Das ist die Wiederkehr eines deutschen Chauvinismus der besonderen Art und ohne Truppen. Gerade das Selbstlob des jungen Bundesbankpräsidenten, der die Flexibilisierung des deutschen Arbeitsmarktes, die Lohnmoderation und die sog. Reformpolitik als Gründe dafür anführt, dass Deutschland so gut durch die Krise gekommen sei, zeigt, was der Beobachter unter einem “Musterschüler” zu verstehen hat.

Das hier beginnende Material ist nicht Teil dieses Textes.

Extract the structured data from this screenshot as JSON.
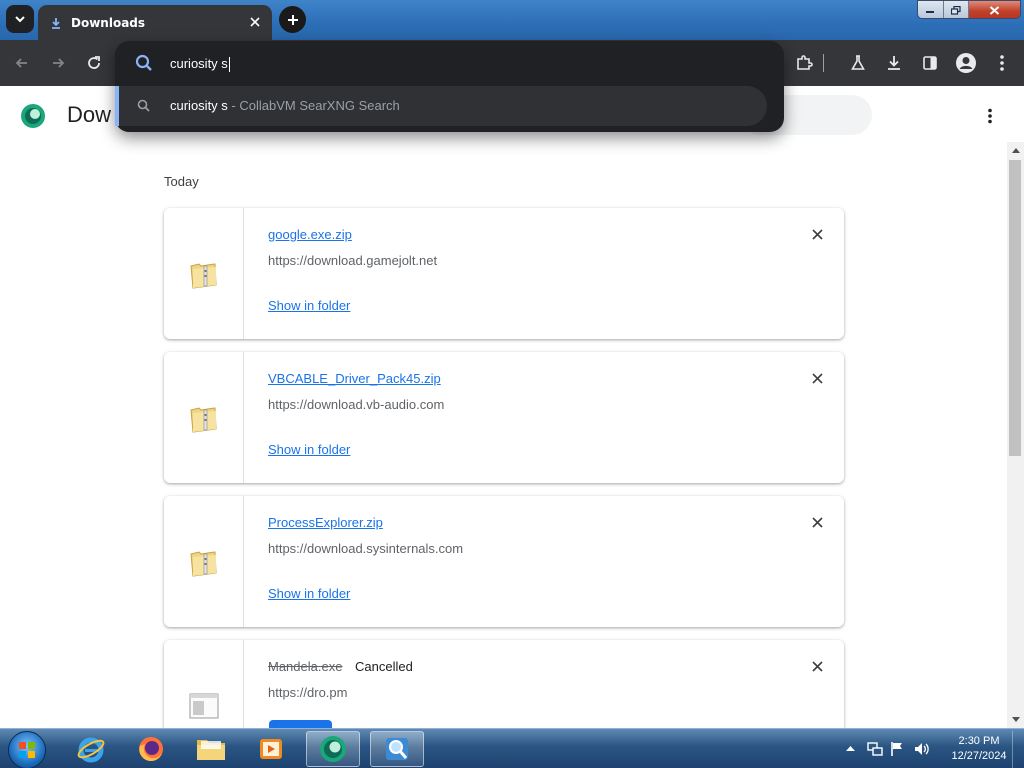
{
  "browser": {
    "tab_title": "Downloads",
    "new_tab_label": "+",
    "tab_icon": "download-icon"
  },
  "omnibox": {
    "query": "curiosity s",
    "suggestion": {
      "text": "curiosity s",
      "separator": " - ",
      "description": "CollabVM SearXNG Search",
      "icon": "search-icon"
    }
  },
  "page": {
    "title": "Dow",
    "date_heading": "Today"
  },
  "downloads": [
    {
      "name": "google.exe.zip",
      "url": "https://download.gamejolt.net",
      "action": "Show in folder",
      "icon": "zip-folder-icon"
    },
    {
      "name": "VBCABLE_Driver_Pack45.zip",
      "url": "https://download.vb-audio.com",
      "action": "Show in folder",
      "icon": "zip-folder-icon"
    },
    {
      "name": "ProcessExplorer.zip",
      "url": "https://download.sysinternals.com",
      "action": "Show in folder",
      "icon": "zip-folder-icon"
    },
    {
      "name": "Mandela.exe",
      "status": "Cancelled",
      "url": "https://dro.pm",
      "icon": "exe-file-icon"
    }
  ],
  "taskbar": {
    "apps": [
      "internet-explorer",
      "firefox",
      "file-explorer",
      "media-player",
      "browser",
      "magnifier"
    ],
    "time": "2:30 PM",
    "date": "12/27/2024"
  },
  "colors": {
    "link": "#1a73e8",
    "toolbar": "#35363a",
    "omnibox": "#202124",
    "suggestion_bg": "#303134"
  }
}
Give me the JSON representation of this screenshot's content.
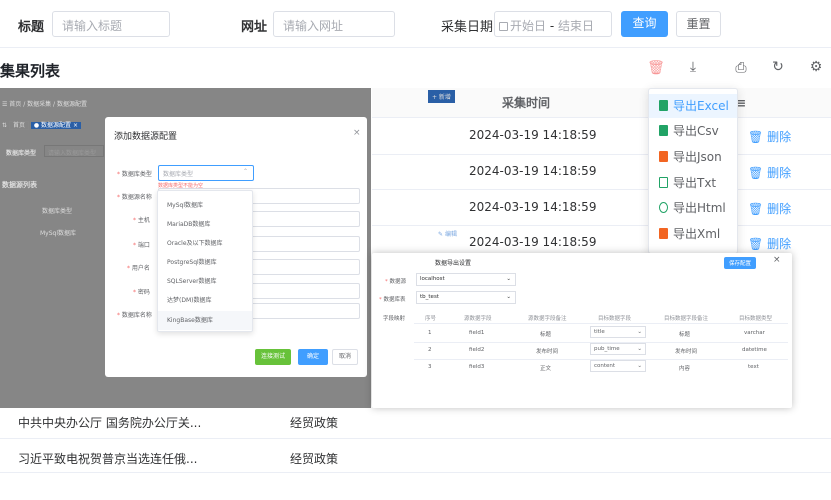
{
  "search": {
    "title_label": "标题",
    "title_placeholder": "请输入标题",
    "url_label": "网址",
    "url_placeholder": "请输入网址",
    "date_label": "采集日期",
    "date_start": "开始日",
    "date_sep": "-",
    "date_end": "结束日",
    "query_btn": "查询",
    "reset_btn": "重置"
  },
  "section_title": "集果列表",
  "table": {
    "col_time": "采集时间",
    "rows": [
      {
        "time": "2024-03-19 14:18:59",
        "delete": "删除"
      },
      {
        "time": "2024-03-19 14:18:59",
        "delete": "删除"
      },
      {
        "time": "2024-03-19 14:18:59",
        "delete": "删除"
      },
      {
        "time": "2024-03-19 14:18:59",
        "delete": "删除"
      }
    ],
    "bottom_rows": [
      {
        "title": "中共中央办公厅 国务院办公厅关...",
        "category": "经贸政策"
      },
      {
        "title": "习近平致电祝贺普京当选连任俄...",
        "category": "经贸政策"
      }
    ]
  },
  "export_menu": {
    "items": [
      {
        "label": "导出Excel",
        "color": "#21a366"
      },
      {
        "label": "导出Csv",
        "color": "#21a366"
      },
      {
        "label": "导出Json",
        "color": "#f26522"
      },
      {
        "label": "导出Txt",
        "color": "#21a366"
      },
      {
        "label": "导出Html",
        "color": "#21a366"
      },
      {
        "label": "导出Xml",
        "color": "#f26522"
      }
    ]
  },
  "bg_page": {
    "breadcrumb": "首页 / 数据采集 / 数据源配置",
    "tab_home": "首页",
    "tab_active": "数据源配置",
    "filter_label": "数据库类型",
    "filter_placeholder": "请输入数据库类型",
    "list_title": "数据源列表",
    "add_btn": "+ 新增",
    "col_type": "数据库类型",
    "row_type": "MySql数据库",
    "edit_link": "编辑"
  },
  "dialog": {
    "title": "添加数据源配置",
    "close": "×",
    "db_type_label": "数据库类型",
    "db_type_placeholder": "数据库类型",
    "db_type_error": "数据库类型不能为空",
    "db_name_label": "数据源名称",
    "host_label": "主机",
    "port_label": "端口",
    "user_label": "用户名",
    "pwd_label": "密码",
    "dbname_label": "数据库名称",
    "test_btn": "连接测试",
    "ok_btn": "确定",
    "cancel_btn": "取消",
    "options": [
      "MySql数据库",
      "MariaDB数据库",
      "Oracle及以下数据库",
      "PostgreSql数据库",
      "SQLServer数据库",
      "达梦(DM)数据库",
      "KingBase数据库"
    ]
  },
  "panel": {
    "title": "数据导出设置",
    "save_btn": "保存配置",
    "close": "×",
    "source_label": "数据源",
    "source_value": "localhost",
    "table_label": "数据库表",
    "table_value": "tb_test",
    "mapping_label": "字段映射",
    "headers": [
      "序号",
      "源数据字段",
      "源数据字段备注",
      "目标数据字段",
      "目标数据字段备注",
      "目标数据类型"
    ],
    "rows": [
      [
        "1",
        "field1",
        "标题",
        "title",
        "标题",
        "varchar"
      ],
      [
        "2",
        "field2",
        "发布时间",
        "pub_time",
        "发布时间",
        "datetime"
      ],
      [
        "3",
        "field3",
        "正文",
        "content",
        "内容",
        "text"
      ]
    ]
  },
  "colors": {
    "primary": "#409eff",
    "danger": "#f56c6c"
  }
}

Die deutsche Lokomotive ist gerade zum Stillstand gekommen oder kurz davor. Die Wirtschaftsforschungsinstitute einschließlich der Bundesregierung revidieren schon wieder ihre allzu optimistischen Wachstumsprognosen. Die Arbeitslosigkeit verändert sich kaum und der Binnenkonsum dümpelt weiter vor sich hin. Die Bundesregierung hat alles getan, um die nächste Rezession garantiert zu erwischen, deren Ursache, wie so immer bei Krisen, nicht in den Reformen, der Lohnmoderation und der Flexibilisierung des Arbeitsmarktes zu finden ist, sondern bei der ungünstigen weltwirtschaftlichen Entwicklung und natürlich bei den bösen Südeuropäern.

Aber bis es soweit ist, füllt der Aufschwung unsere Staatskasse so lange auf, bis endlich nichts mehr drin ist. Denn erst dann ist das Defizit beseitigt und alle sind glücklich.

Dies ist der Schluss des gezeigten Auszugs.